A student in F-1 or J-1 status may legally remain in the country for "Duration of Status", which will be indicated as "D/S"on their I-94. This means that as long as the person is doing what the regulations specify they need to do to maintain their F-1 or J-1 status, then they have status until they are done with their specified academic program, plus an additional allowable period (60-days for F-1; 30 days for J-1) to prepare for departure from the country. Other status types, such as B-2 (tourist), will have a specific expiration date for their status, and they must depart the country by the specified date or face possible legal consequences, including potential deportation and/or being barred from future admittance to the U.S.

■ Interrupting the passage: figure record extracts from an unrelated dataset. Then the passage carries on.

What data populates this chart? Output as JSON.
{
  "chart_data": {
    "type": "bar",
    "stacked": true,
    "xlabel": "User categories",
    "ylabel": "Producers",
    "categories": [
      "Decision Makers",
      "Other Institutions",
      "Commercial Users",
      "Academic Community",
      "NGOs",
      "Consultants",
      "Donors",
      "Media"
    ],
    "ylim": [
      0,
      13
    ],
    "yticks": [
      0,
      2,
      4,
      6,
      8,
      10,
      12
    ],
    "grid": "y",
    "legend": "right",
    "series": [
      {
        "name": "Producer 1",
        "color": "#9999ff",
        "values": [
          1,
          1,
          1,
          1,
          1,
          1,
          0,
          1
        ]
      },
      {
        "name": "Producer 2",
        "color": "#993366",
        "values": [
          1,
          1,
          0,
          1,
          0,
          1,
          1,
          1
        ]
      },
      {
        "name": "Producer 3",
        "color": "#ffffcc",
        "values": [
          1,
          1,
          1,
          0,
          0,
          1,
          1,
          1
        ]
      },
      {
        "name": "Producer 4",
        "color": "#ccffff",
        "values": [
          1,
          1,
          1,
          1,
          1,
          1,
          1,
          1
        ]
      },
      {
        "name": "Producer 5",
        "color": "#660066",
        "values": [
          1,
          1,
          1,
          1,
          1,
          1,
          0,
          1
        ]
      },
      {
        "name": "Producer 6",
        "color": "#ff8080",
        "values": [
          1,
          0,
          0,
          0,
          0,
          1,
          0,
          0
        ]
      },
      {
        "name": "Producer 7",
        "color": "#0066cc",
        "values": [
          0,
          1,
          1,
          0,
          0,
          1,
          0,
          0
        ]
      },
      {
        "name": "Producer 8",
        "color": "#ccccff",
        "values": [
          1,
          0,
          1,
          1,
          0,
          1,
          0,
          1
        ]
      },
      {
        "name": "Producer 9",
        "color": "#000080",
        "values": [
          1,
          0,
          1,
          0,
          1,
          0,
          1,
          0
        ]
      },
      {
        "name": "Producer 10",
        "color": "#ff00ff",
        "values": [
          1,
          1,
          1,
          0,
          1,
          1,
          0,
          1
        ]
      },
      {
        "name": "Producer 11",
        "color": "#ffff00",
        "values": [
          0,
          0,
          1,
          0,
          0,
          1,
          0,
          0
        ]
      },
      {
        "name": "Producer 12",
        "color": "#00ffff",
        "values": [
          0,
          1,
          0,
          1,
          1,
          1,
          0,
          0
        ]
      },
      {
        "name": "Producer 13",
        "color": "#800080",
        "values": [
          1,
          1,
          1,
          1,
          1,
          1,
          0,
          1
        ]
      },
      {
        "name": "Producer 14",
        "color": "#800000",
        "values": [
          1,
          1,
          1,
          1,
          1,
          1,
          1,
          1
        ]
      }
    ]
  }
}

It is sometimes possible to change from one status to another while inside the U.S. by making application to the Immigration and Naturalization Service. A change of status from within the country, however, does not change the visa. Therefore, traveling out of the country after changing status necessitates acquiring a new visa of the class corresponding to the new status to use for reentry, if retaining that status designation upon return to the U.S. is desired. Similarly, it may also be possible to obtain a different status by simply reentering the country using a visa type corresponding to the category of intended status.
Clearly, failure on behalf of the international student advisor to comprehend the distinction between visa and status may result in misadvising with potential dire repercussions to the student.